UBC Master of Data Science in Computational Linguistics director Bryan Gick and assistant professor of Computational Linguistics and Information Science Muhammad Abdul-Mageed, both Language Sciences members, explain just what computational linguistics is, and what the future holds for this fast-growing field.
What exactly is computational linguistics? What does this program teach students?
BG: Language makes up most of the content of the internet, and is our primary means of using it, through our devices. We generate a massive amount of text which can be used for all sorts of purposes from marketing to public health tracking.
Computational linguistics is about using machine learning techniques to analyze large amounts of language data. When you get to a large enough scale, traditional statistical and computational methods don’t really apply and you need to use machine learning that can learn how to navigate that volume of data, and detect patterns that a human could never see.
MAM: Our Master of Data Science in Computational Linguistics takes students who already have some background outside computer science plus a basic level of mathematics and computing such as programming languages, and then equips them with the ability to work with language data, to use a human language to build a model that would enable us to find specific patterns in the data, and make predictions.
The program consists of both lectures and labs and features an opportunity for students to work with people from the industry on specific types of projects in the form of a co-op.
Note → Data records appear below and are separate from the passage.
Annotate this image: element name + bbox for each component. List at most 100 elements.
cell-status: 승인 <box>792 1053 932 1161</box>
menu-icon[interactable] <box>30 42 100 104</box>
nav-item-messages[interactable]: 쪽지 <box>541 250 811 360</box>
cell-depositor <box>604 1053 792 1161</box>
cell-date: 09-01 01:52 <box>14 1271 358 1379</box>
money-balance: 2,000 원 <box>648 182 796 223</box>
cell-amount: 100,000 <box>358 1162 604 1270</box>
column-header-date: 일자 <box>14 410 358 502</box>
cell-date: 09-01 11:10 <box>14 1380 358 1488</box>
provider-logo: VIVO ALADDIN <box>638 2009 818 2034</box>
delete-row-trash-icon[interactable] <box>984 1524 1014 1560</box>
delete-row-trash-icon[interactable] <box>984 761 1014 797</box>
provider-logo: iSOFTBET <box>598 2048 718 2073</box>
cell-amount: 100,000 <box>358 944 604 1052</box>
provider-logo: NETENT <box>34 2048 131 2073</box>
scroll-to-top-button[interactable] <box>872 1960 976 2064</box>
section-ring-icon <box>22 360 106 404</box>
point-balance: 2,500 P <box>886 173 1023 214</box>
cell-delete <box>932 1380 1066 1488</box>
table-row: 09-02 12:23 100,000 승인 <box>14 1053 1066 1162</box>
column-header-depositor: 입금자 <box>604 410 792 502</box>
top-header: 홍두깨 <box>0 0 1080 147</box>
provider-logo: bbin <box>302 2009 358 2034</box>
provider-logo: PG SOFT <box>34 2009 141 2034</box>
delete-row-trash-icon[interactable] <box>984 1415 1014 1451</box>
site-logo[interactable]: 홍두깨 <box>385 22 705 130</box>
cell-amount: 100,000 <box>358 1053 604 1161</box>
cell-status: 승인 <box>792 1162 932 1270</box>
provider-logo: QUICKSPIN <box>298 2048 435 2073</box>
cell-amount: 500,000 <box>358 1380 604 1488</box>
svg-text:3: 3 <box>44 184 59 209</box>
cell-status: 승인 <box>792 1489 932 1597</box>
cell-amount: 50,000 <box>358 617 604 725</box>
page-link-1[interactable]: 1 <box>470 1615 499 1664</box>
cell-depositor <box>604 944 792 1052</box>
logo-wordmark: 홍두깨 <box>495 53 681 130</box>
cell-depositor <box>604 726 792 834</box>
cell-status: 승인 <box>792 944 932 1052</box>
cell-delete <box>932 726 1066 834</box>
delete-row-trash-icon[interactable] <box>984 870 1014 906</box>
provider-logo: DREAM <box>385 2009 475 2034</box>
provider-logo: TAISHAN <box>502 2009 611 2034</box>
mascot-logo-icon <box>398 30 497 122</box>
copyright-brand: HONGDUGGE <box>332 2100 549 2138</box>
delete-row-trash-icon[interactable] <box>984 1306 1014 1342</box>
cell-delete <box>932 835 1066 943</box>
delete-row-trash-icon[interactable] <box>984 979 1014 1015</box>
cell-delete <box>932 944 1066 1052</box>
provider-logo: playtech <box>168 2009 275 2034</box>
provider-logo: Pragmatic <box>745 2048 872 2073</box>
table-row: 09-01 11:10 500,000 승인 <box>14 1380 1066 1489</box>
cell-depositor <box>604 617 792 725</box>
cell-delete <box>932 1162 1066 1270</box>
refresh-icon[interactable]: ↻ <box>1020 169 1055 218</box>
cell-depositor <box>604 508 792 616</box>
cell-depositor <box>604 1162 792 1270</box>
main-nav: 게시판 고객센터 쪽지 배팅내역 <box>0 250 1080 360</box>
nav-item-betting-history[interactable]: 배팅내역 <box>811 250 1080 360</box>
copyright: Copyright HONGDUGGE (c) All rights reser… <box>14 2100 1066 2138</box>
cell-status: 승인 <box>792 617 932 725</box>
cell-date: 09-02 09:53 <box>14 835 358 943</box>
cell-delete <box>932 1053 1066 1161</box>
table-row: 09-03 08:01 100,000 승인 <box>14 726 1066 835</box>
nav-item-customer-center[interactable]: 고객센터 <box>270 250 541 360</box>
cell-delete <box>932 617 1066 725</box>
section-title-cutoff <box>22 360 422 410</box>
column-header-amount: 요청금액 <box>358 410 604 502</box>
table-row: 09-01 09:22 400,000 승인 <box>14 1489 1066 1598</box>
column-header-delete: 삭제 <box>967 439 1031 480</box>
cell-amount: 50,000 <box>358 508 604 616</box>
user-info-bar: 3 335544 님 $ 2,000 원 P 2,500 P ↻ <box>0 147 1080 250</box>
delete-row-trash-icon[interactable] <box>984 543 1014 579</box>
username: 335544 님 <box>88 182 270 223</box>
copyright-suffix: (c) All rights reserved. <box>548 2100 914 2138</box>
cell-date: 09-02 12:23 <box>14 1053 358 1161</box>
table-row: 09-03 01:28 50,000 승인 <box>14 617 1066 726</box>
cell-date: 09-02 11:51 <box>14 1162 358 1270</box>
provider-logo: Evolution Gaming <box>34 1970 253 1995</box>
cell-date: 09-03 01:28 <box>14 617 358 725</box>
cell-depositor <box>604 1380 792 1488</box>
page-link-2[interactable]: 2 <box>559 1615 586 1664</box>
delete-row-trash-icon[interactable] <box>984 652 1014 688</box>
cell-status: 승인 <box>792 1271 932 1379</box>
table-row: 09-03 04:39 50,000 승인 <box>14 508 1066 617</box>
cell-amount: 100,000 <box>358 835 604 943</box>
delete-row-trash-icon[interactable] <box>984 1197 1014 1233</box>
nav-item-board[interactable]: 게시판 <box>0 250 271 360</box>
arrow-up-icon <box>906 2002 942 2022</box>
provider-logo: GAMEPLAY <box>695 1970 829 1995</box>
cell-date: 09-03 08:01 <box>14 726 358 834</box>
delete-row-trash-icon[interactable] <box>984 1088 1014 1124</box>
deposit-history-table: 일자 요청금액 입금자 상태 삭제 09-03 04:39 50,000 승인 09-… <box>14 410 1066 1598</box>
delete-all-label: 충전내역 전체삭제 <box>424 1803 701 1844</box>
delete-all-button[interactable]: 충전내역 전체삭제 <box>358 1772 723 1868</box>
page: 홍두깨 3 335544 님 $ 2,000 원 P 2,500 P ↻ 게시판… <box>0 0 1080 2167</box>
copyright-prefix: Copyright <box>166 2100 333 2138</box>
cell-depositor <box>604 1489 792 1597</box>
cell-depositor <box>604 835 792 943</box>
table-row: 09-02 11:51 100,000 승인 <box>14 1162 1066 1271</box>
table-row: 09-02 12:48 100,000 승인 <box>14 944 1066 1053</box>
Why is UBC offering this program now?
BG: There’s an overwhelming demand coming from industry, and it spans every field. We have a global marketplace, and the amount of data available is not processable using traditional techniques, so you need to learn how to use these computational techniques. In addition, if you have a language that’s structurally similar to another, it becomes possible to bootstrap from a language that has lots of data to a language that has less, which is where some of the need for linguistics comes in.
That’s something that UBC is in a good position to contribute to, because we look at lots of different languages here, and we’re working across disciplines to generate a new population of people who can navigate that interface. The program is accepting students now.
How did this program come about?
BG: Around 2014, the Department of Linguistics realized our students had a lot of interest in computation and language and some were already being hired by technology companies.
I met with colleagues from Computer Science and we decided to put together a computational linguistics professional Masters degree, which aligned with the Faculty of Science’s then-new MDS program. Linguistics, Computer Science and Statistics worked together to retool computational linguistics to become the first option of several under the MDS program umbrella. Our first cohort started this term, with 27 students from all over the world.
What kinds of jobs can you get with this degree?
BG: Four of the five most valuable companies in the world right now are working at this interface, so when you’re thinking about Google, Microsoft, Amazon, and Facebook, these are all companies whose bread and butter is working with large amounts of language data.
MAM: Data science and computing with language is extremely pervasive right now, meaning there’s a host of positions that students could take when they graduate. These include: a natural language processing engineer, where you would build machines or models that improve computers’ ability to understand, and generate, the human language, for application in things like Siri; a data analyst for institutions requiring people to work with unstructured language data, such as large brands of restaurants wanting to summarize reviews, financial institutions needing to work with complaints data, and so on; and positions involving machine translation, how to classify text automatically, and finding people’s sentiment in online data.